Amidst these trends I thought I’d investigate what people who work in the field have to say. So I sent the note below around, and will be running the answers in a series of posts.
(I was not sure what to expect. Would they gloss over the challenges or suggest major changes? interestingly, this Digiday articles says Facebook advertisers are staying the course).
It would be great to hear from others too, via comments, or DM me on Twitter if you’d like to do a full interview. If there’s enough interest in the topic, I may run a Twitter chat. So check out the inquiry below and stay tuned for answers in the coming days.
Thanks for reading.
Defending your Social Influence
I’m blogging on the following topic and wanted to get the thoughts of you and others who rock it in social media and related areas like digital PR, and content and influencer marketing.
Trust in social media and journalism are at an all-time low. Facebook’s problems have cast a pall over the social platform space. Social sharing saw a decline for the first time this year. Digital media and ads continue to grow as journalism and organic social suffer, ad fraud continues to be a problem, and mistrust between all in the ecosystem prevails.

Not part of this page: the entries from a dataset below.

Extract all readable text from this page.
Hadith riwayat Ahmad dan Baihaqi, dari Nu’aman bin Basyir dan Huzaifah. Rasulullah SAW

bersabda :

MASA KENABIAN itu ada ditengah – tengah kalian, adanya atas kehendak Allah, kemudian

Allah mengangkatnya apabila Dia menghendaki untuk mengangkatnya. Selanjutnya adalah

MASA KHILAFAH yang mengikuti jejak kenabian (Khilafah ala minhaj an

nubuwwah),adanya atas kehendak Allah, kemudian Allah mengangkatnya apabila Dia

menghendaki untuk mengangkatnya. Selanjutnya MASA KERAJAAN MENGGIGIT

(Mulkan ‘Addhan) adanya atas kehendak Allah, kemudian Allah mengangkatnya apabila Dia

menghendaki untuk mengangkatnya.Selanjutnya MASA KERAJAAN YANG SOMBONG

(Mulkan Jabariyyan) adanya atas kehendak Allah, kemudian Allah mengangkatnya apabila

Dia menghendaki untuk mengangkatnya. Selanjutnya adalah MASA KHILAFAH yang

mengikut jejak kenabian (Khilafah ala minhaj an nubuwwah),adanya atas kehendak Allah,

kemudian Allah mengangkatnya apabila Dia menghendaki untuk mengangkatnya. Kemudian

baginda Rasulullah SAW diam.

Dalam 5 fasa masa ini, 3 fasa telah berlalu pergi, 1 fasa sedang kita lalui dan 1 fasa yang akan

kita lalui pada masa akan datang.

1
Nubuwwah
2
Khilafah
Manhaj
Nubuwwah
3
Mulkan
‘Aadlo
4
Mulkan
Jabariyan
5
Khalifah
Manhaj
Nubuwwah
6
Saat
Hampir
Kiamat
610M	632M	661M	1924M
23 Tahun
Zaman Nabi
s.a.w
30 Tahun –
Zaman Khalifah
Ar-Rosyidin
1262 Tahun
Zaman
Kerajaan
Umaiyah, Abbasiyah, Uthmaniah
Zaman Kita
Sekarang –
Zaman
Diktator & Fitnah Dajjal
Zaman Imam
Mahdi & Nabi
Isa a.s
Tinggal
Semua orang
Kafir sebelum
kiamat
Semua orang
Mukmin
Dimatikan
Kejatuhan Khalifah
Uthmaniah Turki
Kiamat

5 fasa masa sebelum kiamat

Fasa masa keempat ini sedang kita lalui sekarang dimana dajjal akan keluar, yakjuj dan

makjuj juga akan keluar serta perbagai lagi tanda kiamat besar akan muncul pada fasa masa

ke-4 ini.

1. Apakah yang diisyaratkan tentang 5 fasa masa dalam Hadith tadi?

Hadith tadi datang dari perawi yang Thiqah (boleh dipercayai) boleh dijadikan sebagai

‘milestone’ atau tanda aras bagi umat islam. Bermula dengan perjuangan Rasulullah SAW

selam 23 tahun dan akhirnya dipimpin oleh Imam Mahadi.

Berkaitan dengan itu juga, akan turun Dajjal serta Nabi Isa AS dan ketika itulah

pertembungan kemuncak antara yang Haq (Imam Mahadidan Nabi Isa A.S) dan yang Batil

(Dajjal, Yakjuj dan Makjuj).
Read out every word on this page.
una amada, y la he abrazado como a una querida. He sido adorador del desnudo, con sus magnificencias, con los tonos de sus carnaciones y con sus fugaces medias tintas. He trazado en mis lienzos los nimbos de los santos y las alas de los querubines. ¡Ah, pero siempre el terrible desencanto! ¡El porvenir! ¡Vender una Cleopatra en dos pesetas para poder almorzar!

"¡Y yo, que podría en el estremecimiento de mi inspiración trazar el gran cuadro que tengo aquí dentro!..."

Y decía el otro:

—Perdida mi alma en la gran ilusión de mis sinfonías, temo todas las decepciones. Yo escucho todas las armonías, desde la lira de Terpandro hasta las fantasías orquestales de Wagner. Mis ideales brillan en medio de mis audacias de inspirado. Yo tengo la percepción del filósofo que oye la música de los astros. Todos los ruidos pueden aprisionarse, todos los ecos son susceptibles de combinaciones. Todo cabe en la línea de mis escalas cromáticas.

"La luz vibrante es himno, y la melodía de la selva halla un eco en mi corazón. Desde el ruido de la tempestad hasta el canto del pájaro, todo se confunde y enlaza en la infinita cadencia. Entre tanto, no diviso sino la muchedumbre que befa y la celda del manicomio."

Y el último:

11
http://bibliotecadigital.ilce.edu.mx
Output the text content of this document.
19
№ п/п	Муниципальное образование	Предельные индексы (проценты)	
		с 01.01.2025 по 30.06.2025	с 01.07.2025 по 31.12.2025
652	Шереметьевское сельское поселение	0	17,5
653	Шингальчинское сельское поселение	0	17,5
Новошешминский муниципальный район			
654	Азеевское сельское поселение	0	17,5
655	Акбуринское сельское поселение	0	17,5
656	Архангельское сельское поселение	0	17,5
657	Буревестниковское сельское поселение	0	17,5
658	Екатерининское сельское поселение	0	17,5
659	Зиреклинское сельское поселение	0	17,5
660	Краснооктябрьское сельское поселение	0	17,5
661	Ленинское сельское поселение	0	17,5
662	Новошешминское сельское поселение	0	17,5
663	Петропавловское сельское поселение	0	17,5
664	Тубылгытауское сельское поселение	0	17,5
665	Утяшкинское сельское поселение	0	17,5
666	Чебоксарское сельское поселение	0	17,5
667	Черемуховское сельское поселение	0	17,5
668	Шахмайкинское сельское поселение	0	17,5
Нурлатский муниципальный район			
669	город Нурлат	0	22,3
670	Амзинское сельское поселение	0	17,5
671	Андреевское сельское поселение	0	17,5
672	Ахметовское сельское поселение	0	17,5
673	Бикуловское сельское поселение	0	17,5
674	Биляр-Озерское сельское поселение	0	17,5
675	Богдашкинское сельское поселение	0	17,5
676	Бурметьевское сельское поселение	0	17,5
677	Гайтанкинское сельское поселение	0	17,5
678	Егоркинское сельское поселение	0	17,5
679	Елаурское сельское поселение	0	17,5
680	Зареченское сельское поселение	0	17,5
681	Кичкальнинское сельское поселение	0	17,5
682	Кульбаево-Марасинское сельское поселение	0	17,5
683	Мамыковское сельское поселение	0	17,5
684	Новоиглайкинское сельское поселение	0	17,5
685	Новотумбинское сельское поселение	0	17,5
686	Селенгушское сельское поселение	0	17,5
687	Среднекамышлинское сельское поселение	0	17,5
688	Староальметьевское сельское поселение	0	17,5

In this climate, it can be hard to distinguish smart digital marketing from hacking a broken system, and legitimate news vs. disinformation, hype and outright fake, lying news.
Some say it is an awkward adolescence for social media; others say we have built a shaky house of cards that can’t continue without significant changes (well, I kind of wrote that).
So, what do you say?
- Are the social media waters still safe for marketing?
- Have you been recommending a change in strategy regarding social media?
- What comes after social media?
- Can the ship be righted?
- Is Facebook still a good place to invest in social media marketing?
- Have these changes affected your social media habits for personal brand building?